WASHINGTON (Reuters) – The U.S. Federal Reserve’s hawkish wing used the day before a marquee speech by Fed Chair Jerome Powell to urge the central bank to begin paring bond purchases they feel have become ineffective, it not downright harmful.
“We probably don’t need the asset purchases at this point,” St. Louis Federal Reserve president James Bullard said on CNBC on Thursday, repeating his call for the Fed to start trimming its $120 billion in monthly bond purchases soon and end the program by early next year.
Rising home prices, for example, “are a concern…You don’t want to be too complacent,” Bullard said. “There is some worry that we are doing more damage than helping,” by continuing to buy mortgage-backed securities that hold down borrowing costs and arguably support even higher asset values.
Both Bullard and Kansas City Fed president Esther George, in a separate appearance on Fox Business, indicated the central bank was making steady progress toward a plan to cut the bond purchases.
Bullard said the Fed was “coalescing” around a plan, and George that she expected there would be more information coming after the Fed’s Sept. 21-22 meeting.

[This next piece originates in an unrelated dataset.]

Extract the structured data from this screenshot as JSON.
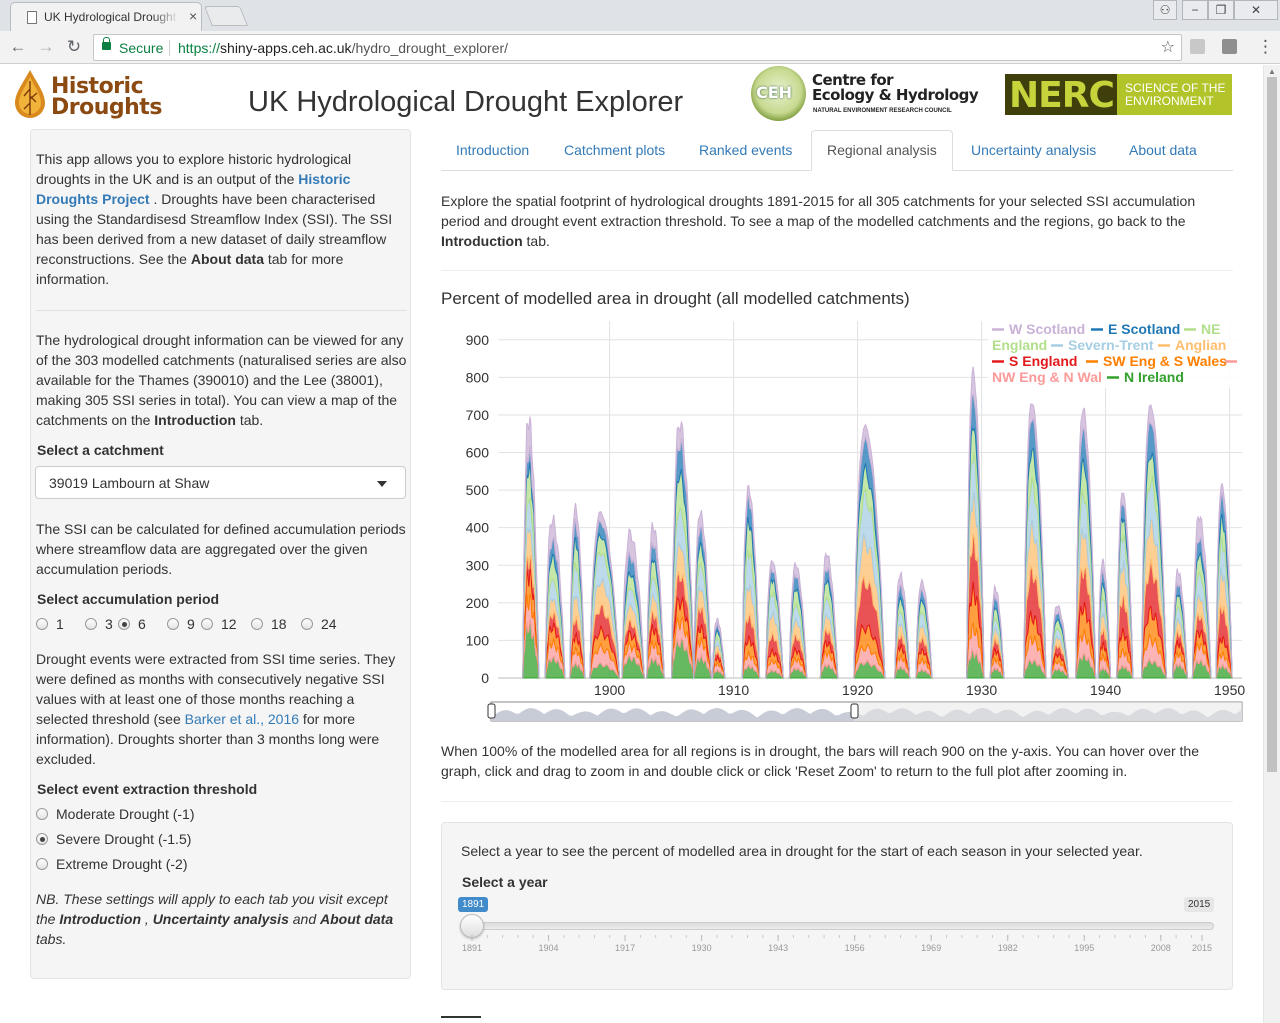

With strong inflation and expected continued job growth “there is an opportunity to begin to dial back on asset purchases,” George said, with her preference being that the process start “sooner rather than later.”
Bullard and George are among a group of Federal Reserve officials ready to start the bond taper soon. Another, Dallas Fed president Robert Kaplan, is scheduled for a television appearance later Thursday.
Their comments precede remarks by Powell on Friday that will provide an update on the economy, and likely touch on how the Fed views the competing risks of higher inflation against the possibility that a new surge of virus cases slows the U.S. economic recovery in a meaningful way.
Fed officials at their July meeting agreed it would likely be time to taper the bond purchases by later this year, and most analysts feel there is little difference to the economy if that process starts in any given month.
But the announcement of a plan will send a strong signal that the Fed feels the risks from the pandemic have receded enough to start reducing the extraordinary support rolled out in March 2020 to stave off a collapse.
It’s a bit of communications the Fed wants to get right, and some have argued that is cause for a bit more patience.